The interim Budget presented in February revised upward the fiscal deficit target to 3.4 per cent from 3.3 per cent of GDP estimated earlier for 2018-19.
According to sources, the revised target has been met with the help of expenditure savings and other measures including the rollover of the fuel subsidy. As a result, the shortfall in tax collection has been matched.
There has also been some increase in non-tax revenue collection, especially on account of disinvestment proceeds.
About Rs 25,000-30,000 crore worth of subsidies due to PSU oil companies for selling LPG and kerosene oil below the cost during 2018-19 have been rolled over and will now be paid in the current fiscal.
Last week, Finance Secretary Subhash Chandra Garg said the government is close to meeting fiscal deficit target of 3.4 per cent for 2018-19.
"We are very close to meeting (fiscal deficit)," he had said when asked whether the government has met the fiscal deficit target.
The government is estimated to have witnessed a shortfall of Rs 50,000 crore in direct tax collection target of Rs 12 lakh crore for 2018-19, a senior finance ministry official said.
The government had revised the direct tax collection target upwards to Rs 12 lakh crore from the original Budget Estimate of Rs 11.5 lakh crore for 2018-19. It was expecting higher collections from corporate taxes.

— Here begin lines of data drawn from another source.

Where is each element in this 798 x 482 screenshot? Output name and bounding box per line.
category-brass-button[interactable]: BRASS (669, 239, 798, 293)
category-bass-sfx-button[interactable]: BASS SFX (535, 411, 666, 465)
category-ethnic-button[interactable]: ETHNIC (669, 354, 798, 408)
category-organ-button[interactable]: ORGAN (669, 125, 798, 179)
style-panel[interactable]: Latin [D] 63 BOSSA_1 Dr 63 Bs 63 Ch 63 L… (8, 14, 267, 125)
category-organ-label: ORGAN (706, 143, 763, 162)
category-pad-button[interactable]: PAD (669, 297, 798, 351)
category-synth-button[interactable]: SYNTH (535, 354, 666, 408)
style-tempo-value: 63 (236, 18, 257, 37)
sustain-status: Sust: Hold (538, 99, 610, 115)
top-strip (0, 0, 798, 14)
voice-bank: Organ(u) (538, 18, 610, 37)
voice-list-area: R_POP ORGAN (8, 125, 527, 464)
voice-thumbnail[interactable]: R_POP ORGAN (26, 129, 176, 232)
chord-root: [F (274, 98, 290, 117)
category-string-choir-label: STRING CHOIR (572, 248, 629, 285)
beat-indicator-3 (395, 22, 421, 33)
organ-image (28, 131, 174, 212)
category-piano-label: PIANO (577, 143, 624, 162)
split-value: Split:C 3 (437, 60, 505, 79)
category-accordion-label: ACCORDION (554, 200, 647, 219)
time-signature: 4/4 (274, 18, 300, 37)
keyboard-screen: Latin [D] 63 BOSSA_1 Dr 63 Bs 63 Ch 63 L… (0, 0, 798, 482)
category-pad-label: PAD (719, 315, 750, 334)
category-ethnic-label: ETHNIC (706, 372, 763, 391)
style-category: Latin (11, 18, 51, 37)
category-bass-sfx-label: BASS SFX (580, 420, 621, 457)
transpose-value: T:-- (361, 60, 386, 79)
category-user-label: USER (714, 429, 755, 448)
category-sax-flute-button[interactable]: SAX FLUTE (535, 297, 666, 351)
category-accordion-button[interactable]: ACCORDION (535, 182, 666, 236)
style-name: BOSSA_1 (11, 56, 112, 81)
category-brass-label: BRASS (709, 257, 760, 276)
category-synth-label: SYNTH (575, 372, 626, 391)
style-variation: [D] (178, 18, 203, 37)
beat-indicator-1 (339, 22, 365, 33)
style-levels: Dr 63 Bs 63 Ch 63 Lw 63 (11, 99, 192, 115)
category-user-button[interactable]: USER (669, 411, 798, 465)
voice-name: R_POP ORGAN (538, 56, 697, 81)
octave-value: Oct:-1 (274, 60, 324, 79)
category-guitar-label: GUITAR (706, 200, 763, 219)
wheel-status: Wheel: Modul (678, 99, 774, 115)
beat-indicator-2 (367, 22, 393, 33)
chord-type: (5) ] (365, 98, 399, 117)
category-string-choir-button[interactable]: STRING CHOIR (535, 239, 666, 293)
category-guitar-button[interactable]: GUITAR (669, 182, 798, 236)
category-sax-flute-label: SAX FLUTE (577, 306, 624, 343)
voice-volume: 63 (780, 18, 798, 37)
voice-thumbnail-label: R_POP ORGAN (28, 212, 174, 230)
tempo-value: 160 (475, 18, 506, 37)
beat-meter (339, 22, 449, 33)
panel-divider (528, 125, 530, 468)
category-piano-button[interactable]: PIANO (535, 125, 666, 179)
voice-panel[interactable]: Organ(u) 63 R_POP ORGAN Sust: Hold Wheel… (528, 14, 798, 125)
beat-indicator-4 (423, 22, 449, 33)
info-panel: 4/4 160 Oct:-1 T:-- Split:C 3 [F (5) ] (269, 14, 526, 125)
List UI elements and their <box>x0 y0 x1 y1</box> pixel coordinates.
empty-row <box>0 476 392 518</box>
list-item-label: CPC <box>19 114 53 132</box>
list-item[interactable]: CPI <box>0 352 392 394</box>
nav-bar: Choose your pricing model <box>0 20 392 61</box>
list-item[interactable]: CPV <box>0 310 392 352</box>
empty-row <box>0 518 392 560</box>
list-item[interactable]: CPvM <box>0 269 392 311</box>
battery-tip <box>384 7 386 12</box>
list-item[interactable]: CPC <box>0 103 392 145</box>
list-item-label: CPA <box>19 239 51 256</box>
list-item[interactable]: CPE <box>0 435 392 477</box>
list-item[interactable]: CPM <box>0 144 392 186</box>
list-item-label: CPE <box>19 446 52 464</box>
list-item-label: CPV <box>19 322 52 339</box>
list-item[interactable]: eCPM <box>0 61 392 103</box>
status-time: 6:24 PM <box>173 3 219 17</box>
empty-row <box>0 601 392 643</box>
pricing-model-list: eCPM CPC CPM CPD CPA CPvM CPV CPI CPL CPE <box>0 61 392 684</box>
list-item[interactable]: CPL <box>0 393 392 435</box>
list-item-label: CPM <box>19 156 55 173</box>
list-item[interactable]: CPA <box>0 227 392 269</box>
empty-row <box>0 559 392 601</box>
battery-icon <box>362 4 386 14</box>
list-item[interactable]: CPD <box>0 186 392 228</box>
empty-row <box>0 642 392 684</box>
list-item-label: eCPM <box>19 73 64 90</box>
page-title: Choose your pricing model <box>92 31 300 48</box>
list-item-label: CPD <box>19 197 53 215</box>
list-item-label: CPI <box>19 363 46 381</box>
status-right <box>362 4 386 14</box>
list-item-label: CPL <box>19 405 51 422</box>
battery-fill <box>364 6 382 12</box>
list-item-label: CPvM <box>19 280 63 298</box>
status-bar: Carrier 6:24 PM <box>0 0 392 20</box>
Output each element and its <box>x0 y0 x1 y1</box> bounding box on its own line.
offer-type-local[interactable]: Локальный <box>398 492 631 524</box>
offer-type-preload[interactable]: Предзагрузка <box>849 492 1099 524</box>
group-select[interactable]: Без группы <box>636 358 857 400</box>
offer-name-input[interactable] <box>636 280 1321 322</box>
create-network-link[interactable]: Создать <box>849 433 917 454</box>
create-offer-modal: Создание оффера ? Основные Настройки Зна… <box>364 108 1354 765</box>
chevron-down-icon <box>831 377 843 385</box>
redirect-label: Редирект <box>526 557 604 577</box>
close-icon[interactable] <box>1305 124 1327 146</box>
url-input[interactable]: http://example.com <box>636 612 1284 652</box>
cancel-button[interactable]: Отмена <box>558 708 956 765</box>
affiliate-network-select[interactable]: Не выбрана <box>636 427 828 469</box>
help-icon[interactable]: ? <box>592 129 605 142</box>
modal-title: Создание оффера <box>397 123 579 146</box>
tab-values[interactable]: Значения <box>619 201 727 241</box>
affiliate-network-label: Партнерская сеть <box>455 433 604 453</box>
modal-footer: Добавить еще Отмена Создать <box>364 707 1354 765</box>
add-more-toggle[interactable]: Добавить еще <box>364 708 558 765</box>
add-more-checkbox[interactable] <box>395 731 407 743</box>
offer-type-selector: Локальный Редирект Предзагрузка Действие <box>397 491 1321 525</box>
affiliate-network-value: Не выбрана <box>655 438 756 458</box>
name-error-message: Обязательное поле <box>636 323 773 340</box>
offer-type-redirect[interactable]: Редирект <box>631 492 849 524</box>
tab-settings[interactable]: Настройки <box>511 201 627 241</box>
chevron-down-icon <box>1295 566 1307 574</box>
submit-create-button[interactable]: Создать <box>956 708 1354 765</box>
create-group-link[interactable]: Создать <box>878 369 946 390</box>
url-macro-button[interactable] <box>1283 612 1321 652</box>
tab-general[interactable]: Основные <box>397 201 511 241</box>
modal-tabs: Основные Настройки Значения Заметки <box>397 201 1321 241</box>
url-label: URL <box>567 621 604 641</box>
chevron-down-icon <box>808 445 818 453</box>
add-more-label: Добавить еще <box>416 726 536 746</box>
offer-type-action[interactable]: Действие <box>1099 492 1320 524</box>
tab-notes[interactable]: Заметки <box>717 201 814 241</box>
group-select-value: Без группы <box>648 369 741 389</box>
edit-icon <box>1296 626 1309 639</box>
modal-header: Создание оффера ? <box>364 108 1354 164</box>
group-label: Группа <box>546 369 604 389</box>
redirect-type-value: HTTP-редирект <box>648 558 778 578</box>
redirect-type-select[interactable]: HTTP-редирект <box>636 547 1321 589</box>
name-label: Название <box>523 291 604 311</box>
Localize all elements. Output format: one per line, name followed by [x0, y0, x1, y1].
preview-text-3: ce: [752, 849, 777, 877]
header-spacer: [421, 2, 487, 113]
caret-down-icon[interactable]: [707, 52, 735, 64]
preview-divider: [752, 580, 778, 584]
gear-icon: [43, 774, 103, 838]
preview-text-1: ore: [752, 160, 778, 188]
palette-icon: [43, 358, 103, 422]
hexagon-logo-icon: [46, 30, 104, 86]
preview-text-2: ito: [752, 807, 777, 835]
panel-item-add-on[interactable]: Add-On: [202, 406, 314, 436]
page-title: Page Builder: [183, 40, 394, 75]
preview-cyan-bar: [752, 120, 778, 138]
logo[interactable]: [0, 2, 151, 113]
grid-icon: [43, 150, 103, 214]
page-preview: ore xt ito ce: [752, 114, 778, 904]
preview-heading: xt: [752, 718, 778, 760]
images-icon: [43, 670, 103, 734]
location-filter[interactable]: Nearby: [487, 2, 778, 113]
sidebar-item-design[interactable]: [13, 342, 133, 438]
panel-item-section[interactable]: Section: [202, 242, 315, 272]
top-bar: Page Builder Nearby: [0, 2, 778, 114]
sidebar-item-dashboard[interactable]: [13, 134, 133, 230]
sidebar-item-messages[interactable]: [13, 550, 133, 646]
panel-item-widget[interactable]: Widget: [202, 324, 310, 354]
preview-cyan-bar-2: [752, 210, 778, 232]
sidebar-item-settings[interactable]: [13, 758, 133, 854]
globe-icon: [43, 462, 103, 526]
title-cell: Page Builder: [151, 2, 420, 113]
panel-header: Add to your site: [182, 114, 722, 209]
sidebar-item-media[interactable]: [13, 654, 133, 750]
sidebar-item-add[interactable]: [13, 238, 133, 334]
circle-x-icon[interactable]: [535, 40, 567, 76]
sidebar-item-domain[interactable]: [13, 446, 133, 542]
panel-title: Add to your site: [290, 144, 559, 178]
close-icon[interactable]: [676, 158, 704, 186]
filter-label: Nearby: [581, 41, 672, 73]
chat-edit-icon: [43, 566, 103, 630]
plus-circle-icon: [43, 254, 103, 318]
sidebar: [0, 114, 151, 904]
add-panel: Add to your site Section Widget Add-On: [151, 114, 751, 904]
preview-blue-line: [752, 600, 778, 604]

The revision was made during the interim Budget for 2019-20 in February.
As far as non-tax revenue collection is concerned, the government has exceeded its disinvestment target for 2018-19 by Rs 5,000 crore, taking the total proceeds to Rs 85,000 crore.
Besides, the non-tax revenue was boosted by the second interim dividend collection from various companies including Coal India, IOC and ONGC.